Le gouvernement congolais accélère sa stratégie de congolisation de l’économie. Réuni en Conseil des ministres lors de sa 89e session du 15 mai 2026, l’exécutif a adopté trois textes majeurs portés par le ministre de l’Entrepreneuriat et Développement des PME, Justin Kalumba Mwana Ngongo. Ces nouvelles réformes visent à renforcer le contenu local, protéger les entreprises congolaises face à la concurrence étrangère et soutenir l’entrepreneuriat féminin en RDC.
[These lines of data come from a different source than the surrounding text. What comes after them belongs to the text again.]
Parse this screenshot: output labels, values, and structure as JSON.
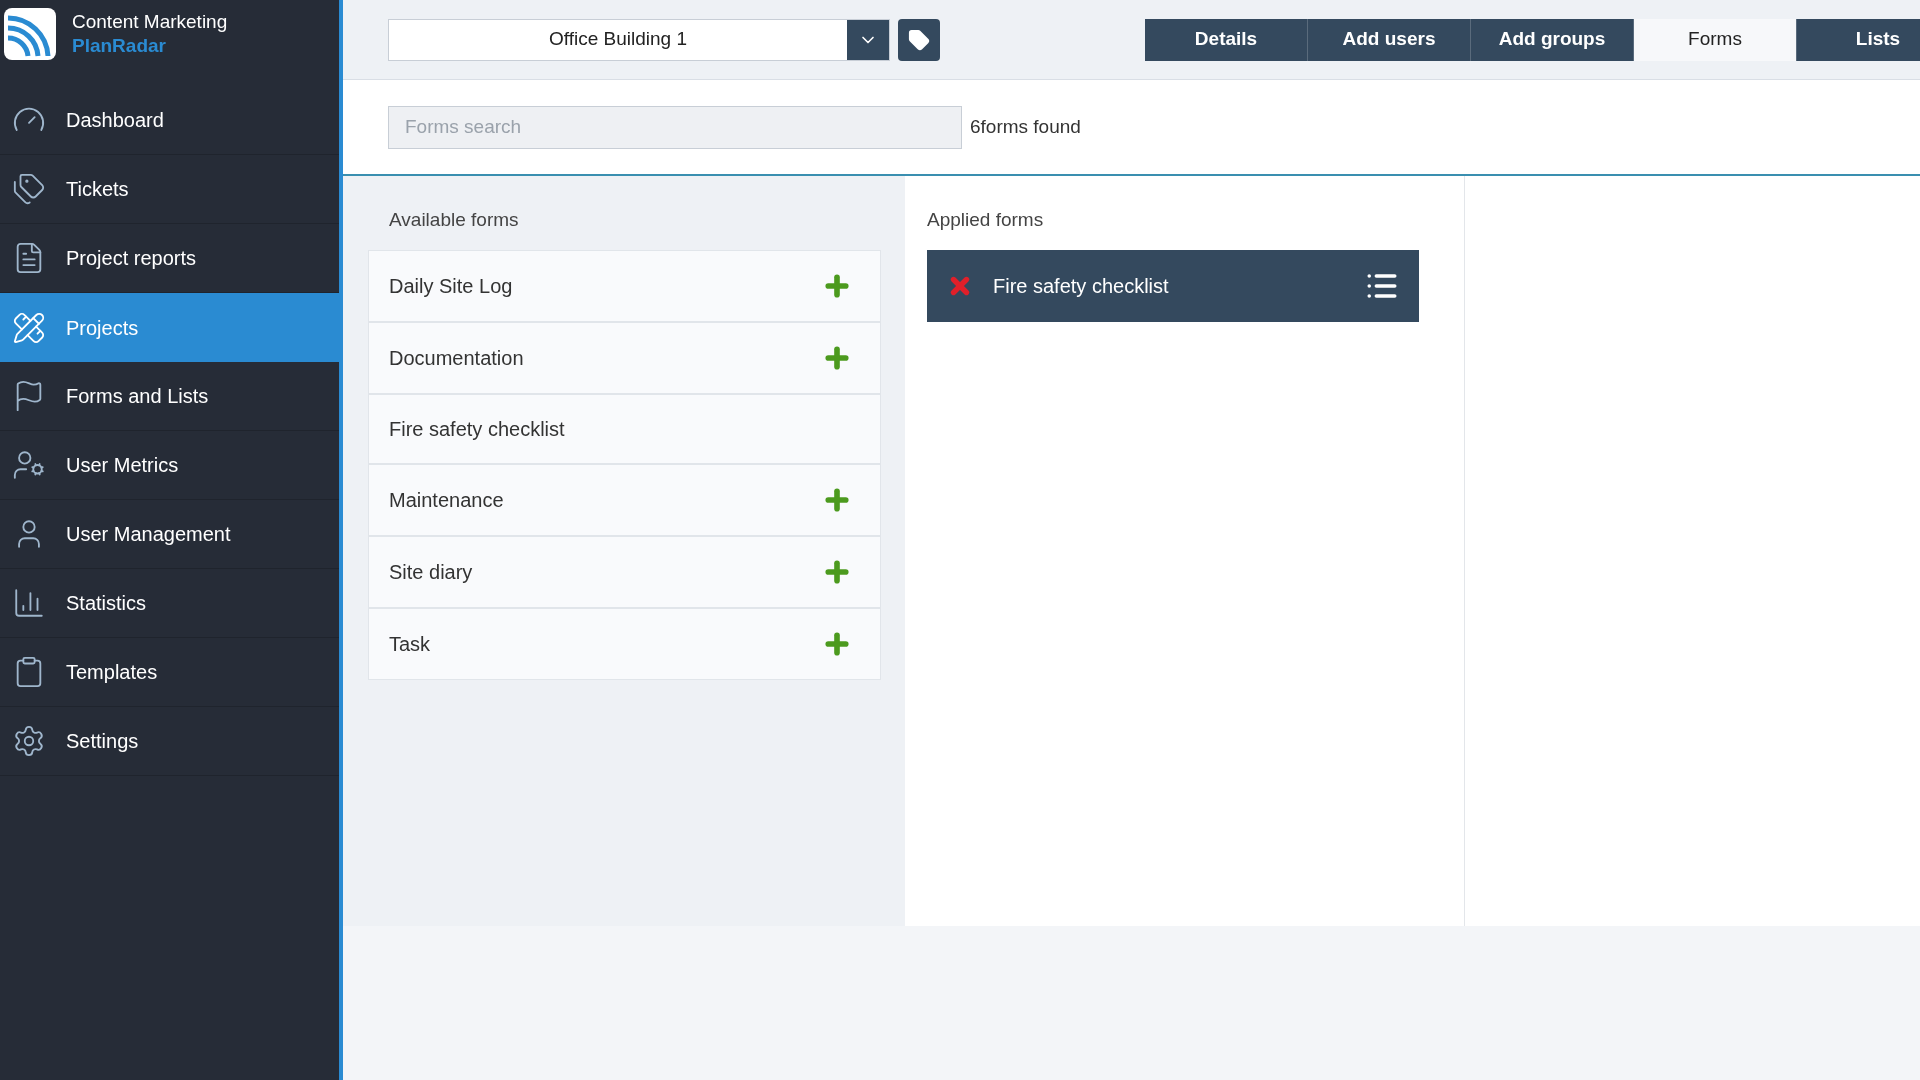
{
  "brand": {
    "title": "Content Marketing",
    "subtitle": "PlanRadar"
  },
  "sidebar": {
    "items": [
      {
        "label": "Dashboard",
        "kind": "dashboard",
        "selected": false
      },
      {
        "label": "Tickets",
        "kind": "tickets",
        "selected": false
      },
      {
        "label": "Project reports",
        "kind": "reports",
        "selected": false
      },
      {
        "label": "Projects",
        "kind": "projects",
        "selected": true
      },
      {
        "label": "Forms and Lists",
        "kind": "forms",
        "selected": false
      },
      {
        "label": "User Metrics",
        "kind": "metrics",
        "selected": false
      },
      {
        "label": "User Management",
        "kind": "users",
        "selected": false
      },
      {
        "label": "Statistics",
        "kind": "statistics",
        "selected": false
      },
      {
        "label": "Templates",
        "kind": "templates",
        "selected": false
      },
      {
        "label": "Settings",
        "kind": "settings",
        "selected": false
      }
    ]
  },
  "project_select": {
    "value": "Office Building 1"
  },
  "tabs": [
    {
      "label": "Details",
      "selected": false
    },
    {
      "label": "Add users",
      "selected": false
    },
    {
      "label": "Add groups",
      "selected": false
    },
    {
      "label": "Forms",
      "selected": true
    },
    {
      "label": "Lists",
      "selected": false
    }
  ],
  "search": {
    "placeholder": "Forms search",
    "result": "6forms found"
  },
  "available_forms": {
    "title": "Available forms",
    "items": [
      {
        "label": "Daily Site Log",
        "applied": false
      },
      {
        "label": "Documentation",
        "applied": false
      },
      {
        "label": "Fire safety checklist",
        "applied": true
      },
      {
        "label": "Maintenance",
        "applied": false
      },
      {
        "label": "Site diary",
        "applied": false
      },
      {
        "label": "Task",
        "applied": false
      }
    ]
  },
  "applied_forms": {
    "title": "Applied forms",
    "items": [
      {
        "label": "Fire safety checklist"
      }
    ]
  }
}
Le premier texte adopté concerne la création du Comité de Pilotage du projet TRANSFORME-RDC, un programme dédié à l’autonomisation des femmes entrepreneures et à la modernisation des petites et moyennes entreprises. Ce dispositif établit un cadre institutionnel chargé du suivi, de la coordination et de la mise en œuvre du projet. À travers cette initiative, le gouvernement veut améliorer l’accès des femmes au financement, renforcer les capacités entrepreneuriales et favoriser la création d’emplois dans un contexte marqué par un chômage élevé des jeunes et des femmes.
Le deuxième texte adopté par le Conseil des ministres modifie la loi de 2017 sur la sous-traitance dans le secteur privé. Désormais, les règles de la sous-traitance s’appliqueront à tous les secteurs de l’économie nationale, sans exception. Cette réforme renforce également les prérogatives de l’Autorité de Régulation de la Sous-Traitance dans le Secteur Privé (ARSP), devenue un acteur clé dans la défense des intérêts économiques nationaux. Le gouvernement veut ainsi garantir un meilleur accès des entreprises congolaises aux marchés dominés depuis plusieurs années par des sociétés étrangères.
La troisième réforme porte sur le contenu local, devenu un enjeu stratégique pour les autorités congolaises. Le nouveau projet de loi vise à augmenter la participation des entreprises congolaises dans les chaînes de valeur nationales, notamment dans les secteurs minier, énergétique, industriel et des services. Le texte prévoit de promouvoir l’utilisation des biens et services locaux, le recours à la main-d’œuvre congolaise ainsi que le transfert des technologies et des capitaux au profit des nationaux.
À travers ces trois réformes, le gouvernement de Félix Tshisekedi affiche clairement sa volonté de construire une économie plus inclusive et davantage contrôlée par les Congolais. Pour plusieurs observateurs, cette nouvelle orientation économique traduit une volonté politique de réduire la dépendance extérieure et de renforcer la souveraineté économique de la RDC.